The tragedy Le Triumvirat is one of five adaptations of a model by the writer and later censor Prosper Jolyot Crébillon, who was hated by Voltaire . As Voltaire frankly admits in the foreword, he was not concerned with the correct representation of historical references, but rather with the exemplary demonstration of Roman virtues, a practice that he called Verité thêatrale (theater truth ). Le Triumvirat was created in 1763 at the height of Voltaire's commitment to tolerance and, through the treatment of the Roman proscriptions, suggests temporal references to the practice of expelling and exiling the Reformed.

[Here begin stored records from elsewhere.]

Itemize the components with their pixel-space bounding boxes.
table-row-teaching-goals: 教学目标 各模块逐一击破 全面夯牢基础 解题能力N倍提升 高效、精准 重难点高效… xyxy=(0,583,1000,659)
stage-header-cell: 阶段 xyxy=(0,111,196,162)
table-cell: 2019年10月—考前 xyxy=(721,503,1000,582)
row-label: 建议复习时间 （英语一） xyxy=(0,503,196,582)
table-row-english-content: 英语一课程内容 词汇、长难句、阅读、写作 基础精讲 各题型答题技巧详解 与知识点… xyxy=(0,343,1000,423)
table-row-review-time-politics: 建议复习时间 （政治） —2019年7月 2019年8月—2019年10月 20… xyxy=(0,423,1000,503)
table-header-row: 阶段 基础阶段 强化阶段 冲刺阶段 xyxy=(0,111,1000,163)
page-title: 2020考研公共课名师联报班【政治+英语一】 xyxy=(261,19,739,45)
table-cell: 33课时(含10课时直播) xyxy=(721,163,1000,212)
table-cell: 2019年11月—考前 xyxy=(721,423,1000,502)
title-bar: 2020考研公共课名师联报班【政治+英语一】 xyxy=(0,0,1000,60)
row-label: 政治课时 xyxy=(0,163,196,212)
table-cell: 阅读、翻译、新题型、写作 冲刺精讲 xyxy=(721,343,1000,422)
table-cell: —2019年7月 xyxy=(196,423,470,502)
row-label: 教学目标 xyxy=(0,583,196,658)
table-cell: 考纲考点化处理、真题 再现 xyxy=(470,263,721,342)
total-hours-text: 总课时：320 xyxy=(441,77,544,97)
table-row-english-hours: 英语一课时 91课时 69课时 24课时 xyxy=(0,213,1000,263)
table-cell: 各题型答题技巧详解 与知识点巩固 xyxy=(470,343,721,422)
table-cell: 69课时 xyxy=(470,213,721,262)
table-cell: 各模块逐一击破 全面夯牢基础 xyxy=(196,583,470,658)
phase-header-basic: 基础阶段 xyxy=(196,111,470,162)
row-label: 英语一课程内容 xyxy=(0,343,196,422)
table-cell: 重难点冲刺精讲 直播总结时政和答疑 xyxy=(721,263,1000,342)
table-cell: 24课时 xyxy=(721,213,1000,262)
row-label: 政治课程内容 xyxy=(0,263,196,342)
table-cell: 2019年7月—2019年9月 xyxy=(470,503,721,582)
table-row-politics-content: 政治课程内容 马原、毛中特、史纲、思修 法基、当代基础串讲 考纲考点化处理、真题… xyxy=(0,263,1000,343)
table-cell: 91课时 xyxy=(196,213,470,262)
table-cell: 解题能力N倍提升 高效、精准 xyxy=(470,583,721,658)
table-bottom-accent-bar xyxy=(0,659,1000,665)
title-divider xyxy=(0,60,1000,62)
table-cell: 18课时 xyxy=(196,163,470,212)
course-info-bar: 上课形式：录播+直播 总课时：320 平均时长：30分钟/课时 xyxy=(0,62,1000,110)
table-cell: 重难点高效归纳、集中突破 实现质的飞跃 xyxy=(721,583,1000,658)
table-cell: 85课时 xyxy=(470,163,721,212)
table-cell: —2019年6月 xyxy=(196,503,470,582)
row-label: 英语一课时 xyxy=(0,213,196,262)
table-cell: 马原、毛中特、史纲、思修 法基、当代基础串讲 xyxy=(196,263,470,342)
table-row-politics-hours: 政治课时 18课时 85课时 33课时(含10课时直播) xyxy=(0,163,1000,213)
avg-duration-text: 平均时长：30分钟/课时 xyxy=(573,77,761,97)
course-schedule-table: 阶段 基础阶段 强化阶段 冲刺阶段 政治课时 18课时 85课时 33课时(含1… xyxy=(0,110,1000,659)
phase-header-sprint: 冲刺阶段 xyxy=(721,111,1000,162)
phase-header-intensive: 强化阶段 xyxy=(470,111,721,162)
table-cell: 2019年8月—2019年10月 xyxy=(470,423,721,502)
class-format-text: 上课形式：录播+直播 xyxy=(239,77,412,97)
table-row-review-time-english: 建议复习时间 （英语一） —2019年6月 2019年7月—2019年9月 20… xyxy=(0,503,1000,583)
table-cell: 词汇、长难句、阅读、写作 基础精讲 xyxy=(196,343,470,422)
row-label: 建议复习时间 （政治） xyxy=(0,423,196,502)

Performances and contemporary reception

Le Triumvirat was premiered once, anonymously after Friedrich Melchior Grimm, on July 5, 1764 in the Comédie-Française . Voltaire withdrew the piece for adaptation immediately after the premiere.

Going to press

Voltaire got the printing from Lacombe in Paris in the autumn of 1766 . It was published at the end of the same year with the indication 1767. Friedrich II. Received a revised copy of the manuscript in early November 1766.

Addition

In addition to a short explanatory foreword, Voltaire added two important prose texts in the appendix: Du gouvernement et de la divinité d'Auguste and Des conspirations contre les peuples ou Des proscriptions . Both texts were later included in the Questions sur l'Encyclopédie and therefore no longer added to the tragedy by the editors of the Kehl edition.

First edition

  • Octave et le jeune Pompée ou le Triumvirat , Chez Lacombe, Amsterdam and Paris, 1767, 180 pp. [1]

literature

  • Manuel Couvreur: Triumvirate (Le) In: Raymond Trousson, Jeroom Vercruysse, Jacques Lemaire (eds.): Dictionnaire Voltaire. Hachette Livre, Paris 1994, pp. 238f.
  • Siegfried Detemple: Octavian and the young Pompeius, in: Voltaire: The works. 300th birthday catalog. Reichert, Wiesbaden 1994, pp. 171f.

Individual evidence

  1. See Siegfried Detemple: Octavian and the young Pompeius, in: Voltaire: The works. 300th birthday catalog. Reichert, Wiesbaden 1994, pp. 171f.
  2. Manuel Couvreur: Le Triumvirat In: Raymond Trousson, Jeroom Vercruysse, Jacques Lemaire (ed.): Dictionnaire Voltaire. Hachette Livre, Paris 1994, p. 238.
  3. Manuel Couvreur: Le Triumvirat In: Raymond Trousson, Jeroom Vercruysse, Jacques Lemaire (ed.): Dictionnaire Voltaire. Hachette Livre, Paris 1994, p. 238.
  4. See Siegfried Detemple: Octavian and the young Pompeius, in: Voltaire: The works. 300th birthday catalog. Reichert, Wiesbaden 1994, p. 172.
  5. Avertissement des Éditeurs, in: Kehler Werkausgabe: Oeuvres completes de Voltaire, Volume 5, Kehl 1784, pp. 95f.